By Chuck Kubin, EAA 1089160
It started out as a tree house.
While most people try to keep their airplanes out of trees, Scott McEwen, EAA 704799, and his sons had the vision of doing just the opposite in 2001. How cool would it be to crossbreed an exact replica of a B-25 nose section with a tree house?
In 2013, EAA Chapter 43, in Erie, Colorado, took over the project with the idea of building a realistic B-25 simulator for its Young Aviators education efforts. The McEwen hangar home on the edge of Erie Municipal Airport became the McHangar, giving birth to what would be described in the project build notebook as “the first B-25 built since World War II.” The chapter’s project became a major feature of KidVenture at EAA AirVenture Oshkosh 2015.
But the B-25 nose section is not just a static display.
“You don’t just sit in the pilot’s seat,” said Scott, who is now the project’s lead design engineer. “This is immersive education, incorporating all of the senses.”
The mission statement calls for a 1-to-1 replica of the cockpit, bombardier’s compartment, and the top turret, with functional flight and engine controls and functional instruments.
“Imagine climbing through the hatch and back in time to get the tactile experience of pulling the throttles or pulling the triggers of a real B-25 … in a package easily trailered to air shows across the country,” Scott said.
Education Director Bill Elliott said KidVenture visitors, while waiting to board, learn about the Doolittle Raid and other aspects of B-25 history and operations. A mission briefer assigns a pilot, copilot, navigator/bombardier, and radio operator/gunner, who prepare for the seven-minute mission to bomb a bridge in Italy, thus staving off a battle and potentially preventing hundreds of casualties. Once inside, Young Aviators members guide each position. The crew fires up the engines, taxi, takes off, and communicate by “radio” with an air traffic controller who doubles as another aircraft’s pilot.
Under Bill’s tutelage, a team of 20-plus Young Aviators spent several months learning how to instruct at the stations, teach the crew their jobs, and man communications, through a constant stream of classes on the aircraft, its history, and operations. By the time Oshkosh opened, the youths were experts on the B-25 and its crews and capable of teaching others, quite likely with a knowledge base that surpasses what most well-studied people would know about the bomber.

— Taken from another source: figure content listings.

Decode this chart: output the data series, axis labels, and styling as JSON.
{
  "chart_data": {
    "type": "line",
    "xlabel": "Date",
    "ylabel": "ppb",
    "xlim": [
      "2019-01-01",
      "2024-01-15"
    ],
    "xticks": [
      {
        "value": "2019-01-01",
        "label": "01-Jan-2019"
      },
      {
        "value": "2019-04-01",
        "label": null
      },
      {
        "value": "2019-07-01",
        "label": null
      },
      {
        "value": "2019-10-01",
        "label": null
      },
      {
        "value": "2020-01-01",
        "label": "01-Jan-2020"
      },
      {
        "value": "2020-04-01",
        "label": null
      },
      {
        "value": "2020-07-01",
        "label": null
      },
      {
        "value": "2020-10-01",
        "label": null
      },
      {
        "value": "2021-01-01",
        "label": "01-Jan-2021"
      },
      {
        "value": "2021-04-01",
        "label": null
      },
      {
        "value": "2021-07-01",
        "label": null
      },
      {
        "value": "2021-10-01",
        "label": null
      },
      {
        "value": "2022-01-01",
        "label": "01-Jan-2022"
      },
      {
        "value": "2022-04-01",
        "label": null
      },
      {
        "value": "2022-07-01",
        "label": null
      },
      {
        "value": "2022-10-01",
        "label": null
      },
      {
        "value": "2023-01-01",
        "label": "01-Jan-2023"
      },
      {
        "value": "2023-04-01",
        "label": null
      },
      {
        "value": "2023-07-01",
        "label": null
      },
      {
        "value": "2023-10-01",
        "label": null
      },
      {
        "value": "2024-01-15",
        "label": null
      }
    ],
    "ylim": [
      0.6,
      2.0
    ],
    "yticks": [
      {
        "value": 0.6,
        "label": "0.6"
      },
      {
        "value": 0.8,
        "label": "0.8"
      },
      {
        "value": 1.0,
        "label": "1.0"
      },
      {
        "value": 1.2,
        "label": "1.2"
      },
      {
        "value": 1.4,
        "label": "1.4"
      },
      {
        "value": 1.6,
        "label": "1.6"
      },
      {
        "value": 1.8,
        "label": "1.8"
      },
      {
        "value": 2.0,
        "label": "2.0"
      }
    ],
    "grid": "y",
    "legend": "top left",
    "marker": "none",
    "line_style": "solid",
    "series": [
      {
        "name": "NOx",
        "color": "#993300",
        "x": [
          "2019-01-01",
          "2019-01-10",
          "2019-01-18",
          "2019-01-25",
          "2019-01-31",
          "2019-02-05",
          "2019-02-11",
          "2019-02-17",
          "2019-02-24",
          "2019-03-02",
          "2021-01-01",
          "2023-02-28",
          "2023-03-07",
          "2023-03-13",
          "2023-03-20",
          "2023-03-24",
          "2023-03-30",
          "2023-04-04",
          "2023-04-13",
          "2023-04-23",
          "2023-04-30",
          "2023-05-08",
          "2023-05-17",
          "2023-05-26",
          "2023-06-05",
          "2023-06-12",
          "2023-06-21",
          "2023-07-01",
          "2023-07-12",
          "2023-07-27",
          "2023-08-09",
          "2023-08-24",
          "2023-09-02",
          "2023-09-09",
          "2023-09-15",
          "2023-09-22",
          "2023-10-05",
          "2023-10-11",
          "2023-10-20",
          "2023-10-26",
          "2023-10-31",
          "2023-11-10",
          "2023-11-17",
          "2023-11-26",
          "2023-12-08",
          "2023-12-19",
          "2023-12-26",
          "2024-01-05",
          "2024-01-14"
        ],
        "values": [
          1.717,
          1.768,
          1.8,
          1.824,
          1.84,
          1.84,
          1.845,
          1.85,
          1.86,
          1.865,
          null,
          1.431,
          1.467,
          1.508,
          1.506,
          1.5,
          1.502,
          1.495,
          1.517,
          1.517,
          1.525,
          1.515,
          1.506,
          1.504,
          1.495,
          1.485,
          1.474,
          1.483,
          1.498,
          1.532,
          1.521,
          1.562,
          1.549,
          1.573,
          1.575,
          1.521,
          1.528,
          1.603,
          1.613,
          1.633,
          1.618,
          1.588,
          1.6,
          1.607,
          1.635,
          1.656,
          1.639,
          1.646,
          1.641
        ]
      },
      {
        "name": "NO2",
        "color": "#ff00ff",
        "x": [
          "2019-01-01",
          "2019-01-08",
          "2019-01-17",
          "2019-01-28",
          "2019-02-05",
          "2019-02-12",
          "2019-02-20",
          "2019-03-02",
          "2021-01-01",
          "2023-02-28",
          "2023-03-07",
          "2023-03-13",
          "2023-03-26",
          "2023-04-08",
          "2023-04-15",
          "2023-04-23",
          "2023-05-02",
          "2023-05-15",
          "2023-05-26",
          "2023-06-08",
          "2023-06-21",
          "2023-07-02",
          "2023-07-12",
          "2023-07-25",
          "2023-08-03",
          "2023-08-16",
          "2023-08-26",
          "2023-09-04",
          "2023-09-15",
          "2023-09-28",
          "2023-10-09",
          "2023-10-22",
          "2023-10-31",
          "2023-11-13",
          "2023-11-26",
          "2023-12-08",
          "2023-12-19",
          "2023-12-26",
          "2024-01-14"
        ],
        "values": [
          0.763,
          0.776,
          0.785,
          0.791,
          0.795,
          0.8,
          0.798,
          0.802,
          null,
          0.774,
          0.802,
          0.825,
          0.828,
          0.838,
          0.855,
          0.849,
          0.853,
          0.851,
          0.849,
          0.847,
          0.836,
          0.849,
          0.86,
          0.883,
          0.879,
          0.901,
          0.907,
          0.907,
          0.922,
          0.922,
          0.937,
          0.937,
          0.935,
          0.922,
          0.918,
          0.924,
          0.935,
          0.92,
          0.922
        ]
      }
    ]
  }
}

Except for the smells of cordite and spent oil (and the actual danger) everything is there in the B-25 nose. The instruments and controls are keyed to a computer program, running recordings of actual sounds made by the engines, electrical motors, and the guns. About 15 percent of what visitors see are original parts, such as the rotating turret, hatch, seats, pilot and copilot windows, and some interior items. What wasn’t donated or funded by sponsors was either home manufactured from photos and blueprints or designed from scratch, as closely to factory specs as possible.
As the project came together, the Young Aviators were in the thick of it, pounding almost all of the 6,000 rivets, stringing hundreds of feet of wire, assembling, screwing, drilling, designing, and assembling, all under the watchful eyes of EAA Chapter 43’s homebuilders. Several more EAA Chapter 43 members pitch in to keep the support work flowing, like making sure there’s plenty of kid fuel (pizza and cookies) on hand during build sessions. As with all huge projects, hundreds of unseen hours went into the background work to equip the youngsters with a powerful teaching tool, put both in place, and teach them to use it. Then there was the task of preparing the team for the week at Oshkosh and the logistics of getting them there, housing and feeding them and covering any other needs.
Eagle’s Nest, the name that has been given to the project, has appeared at the last three AirVentures in the KidVenture area at Pioneer Airport, on average putting between 900 and 1,000 kids through the B-25 each year. The nose section also makes appearances at other events, from local air shows to seven science, technology, engineering, and math-type expos, and a 1940s gala held annually in Boulder, Colorado.
“It is about aviation, but it is also about STEM,” Bill said. He explained the chapter collectively hopes the B-25 will spark youngsters to make informed decisions about their education and careers. More than just the thrill of seeing what B-25 crews saw, Eagle’s Nest is a mobile classroom that serves as a model of how new technology can bring the many facets of aviation and history to life.